What is the Depth of Deep Linking?

April 21, 2015

One the Back Channel blog of Medium.com, an article called “Will Deep Links Ever Truly Be Deep?” discusses the hot topic of how apps are trying to forge “deep” connections with each other, by directing linking to each other rather than the fragmented jumping between apps users have to suffer through.  The article points out that this is not a current trend, in fact it has been going on since the 1990s (did they even know what an app was back then?).  In the 1990s, deep links dealt with hopping from one Web site to another.  It makes the astute observation that, as users, we leave behind data mined by service providers for a profit and our digital floundering could be improved.

“ Chris Maddern is cofounder of Button, one of several companies that have set out to make deep links work in the land of apps, and he talks with rapid precision about the sorry state of mobile interoperability today.”

‘Right now it’s no secret that the Internet’s paid for basically by big companies buying tiny time-slices of your eyeballs against your will,’ Maddern says. Button wants to change that by “capturing users’ intent.” For instance, you’re reading a New York Times travel story about Barcelona. You want to book an Airbnb there pronto. On your phone, you’d have to exit your New York Times app, then start up your Airbnb app and search for Barcelona in it. In a Web browser, you could have clicked straight through from one site to the other?—?and landed directly on a page of Barcelona listings.”

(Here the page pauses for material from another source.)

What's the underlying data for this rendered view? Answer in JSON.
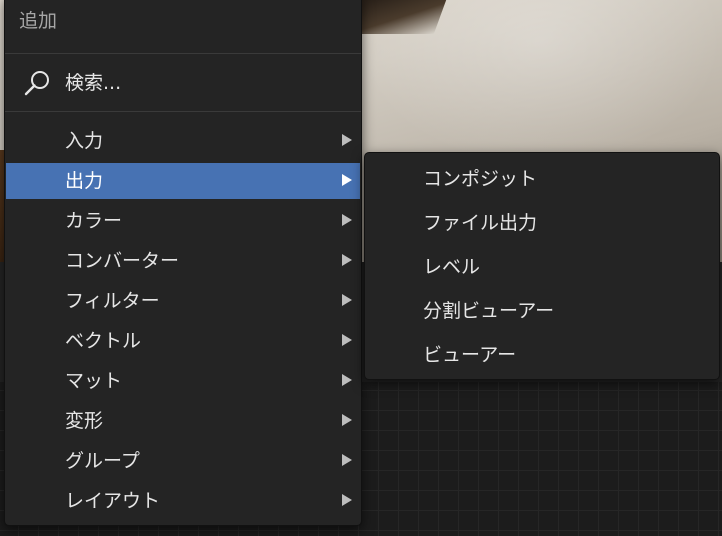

It goes on to discuss the history of deep links, the value of our information, and how mobile apps are trying to create the seamless experience we have in a regular browser.  The problem, however, appears to be that app developers like major companies do not want to play nicely together, so we have the fragmented the experience.  The bigger issue at hands is the competition!  Developers claim they are building the deep links described in the article, but they are not.  App use is more about profit than improving content value.